I know I can do better, both for better learning outcomes and better research outcomes. So I’m here to present a plan, one that needs your advice and guidance to realize. (This past weekend I’ve taken two workshops and had many conversations about implementing different parts of this plan: first with Janelle Jenstad and Joey Takeda, and then with Martin Holmes.)

So here it is: a framework to standardize TEI markup of the terms that scholars use when close-reading texts.

Why would we want to do that? There are two main purposes:

  1. first is the pedagogical purpose of training readers, namely students, to annotate texts with interpretive metadata at the word level (often, multi-word level);
  2. and second is the research purpose of building a training set for supervised machine learning systems (and someday, unsupervised machine learning systems) to recognize those text features that we human readers can find more or less naturally.

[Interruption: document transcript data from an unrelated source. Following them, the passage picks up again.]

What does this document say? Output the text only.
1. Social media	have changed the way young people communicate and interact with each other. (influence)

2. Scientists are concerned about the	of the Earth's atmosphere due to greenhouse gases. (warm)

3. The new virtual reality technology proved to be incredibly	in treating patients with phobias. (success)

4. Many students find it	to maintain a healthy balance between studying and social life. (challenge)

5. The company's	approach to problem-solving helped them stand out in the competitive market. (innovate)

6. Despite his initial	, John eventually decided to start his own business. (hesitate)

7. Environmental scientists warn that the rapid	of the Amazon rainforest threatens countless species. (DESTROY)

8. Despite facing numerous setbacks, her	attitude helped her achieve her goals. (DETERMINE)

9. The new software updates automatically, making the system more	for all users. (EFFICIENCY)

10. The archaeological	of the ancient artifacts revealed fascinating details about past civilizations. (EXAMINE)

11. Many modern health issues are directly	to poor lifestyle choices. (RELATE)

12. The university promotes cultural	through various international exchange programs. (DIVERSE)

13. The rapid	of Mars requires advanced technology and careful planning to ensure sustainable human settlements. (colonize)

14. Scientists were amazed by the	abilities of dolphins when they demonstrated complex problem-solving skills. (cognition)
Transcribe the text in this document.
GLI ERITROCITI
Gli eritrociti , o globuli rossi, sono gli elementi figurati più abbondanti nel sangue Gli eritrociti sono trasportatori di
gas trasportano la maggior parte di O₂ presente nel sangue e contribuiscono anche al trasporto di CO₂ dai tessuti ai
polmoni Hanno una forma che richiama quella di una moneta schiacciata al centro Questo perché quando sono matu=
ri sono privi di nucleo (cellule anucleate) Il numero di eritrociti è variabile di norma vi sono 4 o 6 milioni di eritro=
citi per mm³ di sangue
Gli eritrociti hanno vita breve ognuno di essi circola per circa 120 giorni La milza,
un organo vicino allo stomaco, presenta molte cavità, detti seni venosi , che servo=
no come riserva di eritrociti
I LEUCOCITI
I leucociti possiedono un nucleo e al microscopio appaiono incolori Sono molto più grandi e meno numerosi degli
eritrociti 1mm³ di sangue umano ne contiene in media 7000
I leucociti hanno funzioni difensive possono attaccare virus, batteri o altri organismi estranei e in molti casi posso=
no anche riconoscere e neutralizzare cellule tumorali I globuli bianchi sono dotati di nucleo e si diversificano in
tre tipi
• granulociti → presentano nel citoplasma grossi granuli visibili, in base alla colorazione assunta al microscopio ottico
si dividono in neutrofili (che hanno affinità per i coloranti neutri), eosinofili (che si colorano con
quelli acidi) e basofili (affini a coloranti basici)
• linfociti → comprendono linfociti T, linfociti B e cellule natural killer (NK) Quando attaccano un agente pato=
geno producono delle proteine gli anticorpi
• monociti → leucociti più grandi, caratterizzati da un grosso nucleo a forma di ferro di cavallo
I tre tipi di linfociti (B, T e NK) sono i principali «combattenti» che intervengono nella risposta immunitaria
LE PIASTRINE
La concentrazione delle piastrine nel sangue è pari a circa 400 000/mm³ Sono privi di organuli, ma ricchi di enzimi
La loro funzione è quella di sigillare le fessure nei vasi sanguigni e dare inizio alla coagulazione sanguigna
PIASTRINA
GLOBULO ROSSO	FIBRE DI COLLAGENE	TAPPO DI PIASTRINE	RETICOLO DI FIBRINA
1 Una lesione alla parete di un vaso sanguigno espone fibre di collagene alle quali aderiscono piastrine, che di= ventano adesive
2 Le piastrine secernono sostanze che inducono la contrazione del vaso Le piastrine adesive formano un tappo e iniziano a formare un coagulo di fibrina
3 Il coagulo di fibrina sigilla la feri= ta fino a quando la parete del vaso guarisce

Now, I recognize I’ve just made quite a leap: from trusting novice readers (#1), to trusting robots to automate me out of my job as a literary critic (#2).

I’m not advocating either of those things, not without a lot of human experts to examine and verify what the students and the machines annotate:

  • this system will need humans to verify students’ metadata (so they don’t mis-label terms — mistaking synecdoche for metonymy, say); this is crucial because errors in that metadata will propagate in the next stage;
  • and then, in that next stage, this system will need humans to guide the machine learning process, to correct their errors and confirm their results with each iteration of that process.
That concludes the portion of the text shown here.